Macedo, é claro, não se coibiu à época de propor outro epitáfio:
"Aqui jaz Manoel Fernandes, que escapou de morte de forca, porque morreu de diarreia.
O que devia fazer o Carrasco, fez o Boticário."
Sim, no Séc. XIX, a censura do "politicamente correcto" não estava tão implantada...
Macedo, e muitos outros à época, consideravam que a nossa Constituição era uma variante pobre da Espanhola, mas vai mais longe, acusando mesmo a traição de um projecto de união ibérica (a união de estados europeus sob a mesma lei, consolidaria o projecto maçónico):
(...) que acarretaram toda a qualidade de males, e desventuras sobre este Reino; que nos reduziram à extrema indigência: que dissolveram todos os vínculos do estado social: que abrogaram todos os foros Nacionais: que nos venderam ou ajustaram vender aos Castelhanos, pois a união à Espanha era o seu ultimo recurso, como eles mesmos sem pejo declararam, não só em seus burricais discursos, mas em seus miseráveis escritos: que nos deram, e nos obrigaram a jurar a Constituição Espanhola mais abrejeirada (...)É especialmente interessante, e por muitos transponível para um discurso acusatório recente:
(...) que conceberam projectos de destruição, com especialidade no segundo Club Maçónico chamado, Cortes Ordinárias: que puseram um jugo de ferro a todo o Povo Português, fazendo-lhe a mais escandalosa traição que ainda se viu no mundo; que espoliaram o Real Erário, a que davam o nome de Tesouro Público, aumentando a Dívida Nacional até ao ponto de ser insolúvel por séculos.Pois, nota-se aqui um problema que parece herdar protagonistas com 200 anos de história, e que continua no modo:
(...) que reduziram à mendicidade inumeráveis famílias, privando os seus respectivos chefes de seus ordenados: que excluíram dos empregos os que legitimamente os tinham, e ocupavam, para introduzirem em seu lugar os adeptos da Maçonaria (...)
É claro que a exclusão de empregos, ou a espoliação do Erário Público, não terão o mesmo correspondente em termos de método e modo, ao fim de dois séculos, mas não deixa de haver um certo tom profético, até porque no original os verbos aparecem na forma antiga como "reduzirão", "conceberão", "espoliarão", remetendo para um futuro que encontra paralelo no presente, até no club, e na assembleia...
(...) que atropelaram todos os princípios da Justiça confíscando, prendendo, degradando, e expatriando homens beneméritos, conspícuos, e honrados, só por serem denunciados pelos Espiões, sem outra alguma forma de Processo, e só pela ridícula nomenclatura de Corcundas (...)
Esta parte é mais radical, mas é instrutiva para compreendermos a noção de "Corcunda", que se projecta figurativamente no "Corcunda de Notre-Dame", de Victor Hugo, é de 1831 (escrito oito anos depois), onde a figura de "corcundas" se aplicaria aos opositores da Revolução de Julho de 1830, que Vitor Hugo apoiaria, após éditos do anterior rei francês, Charles X (que em particular impunham o fim da liberdade de imprensa).
A "Liberdade", de Delacroix, marchando contra os éditos reais franceses de Julho 1830.
É claro que há duas faces nesta moeda.
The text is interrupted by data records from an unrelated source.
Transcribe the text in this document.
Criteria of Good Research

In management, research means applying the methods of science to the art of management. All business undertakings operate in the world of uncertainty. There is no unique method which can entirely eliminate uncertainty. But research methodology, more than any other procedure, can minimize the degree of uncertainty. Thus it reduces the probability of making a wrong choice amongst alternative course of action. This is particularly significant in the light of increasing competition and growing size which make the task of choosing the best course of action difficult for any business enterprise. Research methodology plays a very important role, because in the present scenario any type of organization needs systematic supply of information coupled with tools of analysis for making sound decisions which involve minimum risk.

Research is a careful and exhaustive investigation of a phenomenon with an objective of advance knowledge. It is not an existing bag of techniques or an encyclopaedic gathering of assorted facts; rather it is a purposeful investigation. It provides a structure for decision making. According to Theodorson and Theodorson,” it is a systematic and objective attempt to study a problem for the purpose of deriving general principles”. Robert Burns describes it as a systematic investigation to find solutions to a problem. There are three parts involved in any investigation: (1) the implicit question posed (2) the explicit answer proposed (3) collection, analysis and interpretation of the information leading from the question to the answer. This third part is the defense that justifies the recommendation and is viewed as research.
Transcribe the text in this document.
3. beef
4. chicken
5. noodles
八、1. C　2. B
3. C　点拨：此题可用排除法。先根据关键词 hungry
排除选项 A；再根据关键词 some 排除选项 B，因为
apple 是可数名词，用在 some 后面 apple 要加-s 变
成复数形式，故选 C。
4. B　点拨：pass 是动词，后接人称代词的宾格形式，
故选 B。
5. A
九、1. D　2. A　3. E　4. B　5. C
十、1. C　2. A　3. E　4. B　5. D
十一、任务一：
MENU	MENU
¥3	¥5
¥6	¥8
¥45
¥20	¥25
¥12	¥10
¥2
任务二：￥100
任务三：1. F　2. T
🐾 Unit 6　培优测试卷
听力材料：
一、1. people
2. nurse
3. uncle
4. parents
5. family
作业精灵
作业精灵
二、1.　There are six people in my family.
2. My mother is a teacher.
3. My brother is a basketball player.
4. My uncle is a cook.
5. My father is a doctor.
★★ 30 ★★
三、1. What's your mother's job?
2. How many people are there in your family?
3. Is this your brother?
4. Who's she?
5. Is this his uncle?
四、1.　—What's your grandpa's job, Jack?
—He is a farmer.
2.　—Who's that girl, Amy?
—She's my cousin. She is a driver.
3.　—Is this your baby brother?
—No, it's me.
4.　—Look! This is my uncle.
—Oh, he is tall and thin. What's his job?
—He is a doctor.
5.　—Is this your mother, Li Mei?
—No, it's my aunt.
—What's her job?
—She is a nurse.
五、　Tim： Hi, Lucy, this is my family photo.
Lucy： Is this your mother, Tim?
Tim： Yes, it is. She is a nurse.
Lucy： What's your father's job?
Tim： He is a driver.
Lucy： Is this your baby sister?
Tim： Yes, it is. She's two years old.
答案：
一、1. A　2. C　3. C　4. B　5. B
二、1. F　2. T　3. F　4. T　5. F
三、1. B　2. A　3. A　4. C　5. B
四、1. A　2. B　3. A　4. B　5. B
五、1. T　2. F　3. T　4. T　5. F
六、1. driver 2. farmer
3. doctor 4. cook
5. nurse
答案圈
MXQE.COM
Se Macedo lhe mostra a Cara, havia também a Coroa... como Macedo acaba por reconhecer, as últimas Cortes legislativas eram de 1697. Ou seja, a Lei não era actualizada há mais de 120 anos... mas depois vem o espanto, à época - e a que nós já nos habituámos:
(...) porque tudo quanto se tratou no espaço de anos e meses se podia discutir, e resolver em oito dias (...)
Macedo fala então das célebres Cortes de Lamego, e que "a nossa Legislação civil, e económica, talvez fosse a mais luminosa dos povos civilizados da Europa". Por isso estranha a adulação dos legisladores a Benjamin Constant e a Jeremy Bentham, salientando
(...) este Gebo Londrino é o ídolo dos Publicistas Regeneradores da infeliz Lusitania, e havia quem exigisse o busto de corpo inteiro, só para ter a feliz ocasião de lhe imprimir todos os dias ardentes beijos em sua parte posterior. Eu não sei o que eles liam de Jeremias Bentham? (...)
Não sabemos se terá ou não escapado ao Padre Macedo que Jeremy Bentham tinha proposto o Sistema Panóptico, de que já falámos... ou seja, o sistema de controlo em que os guardas não são vistos pelos prisioneiros. Se soubesse, talvez não tivesse realizado como isso se poderia aplicar ao controlo de toda a sociedade. Afinal, os legisladores iriam mudar constantemente as leis, sob representação popular, um controlo exercido por guardas, que se sentavam confortavelmente nas assembleias legislativas, recebendo ordens de uma aristocracia invisível na manifestação do seu poder.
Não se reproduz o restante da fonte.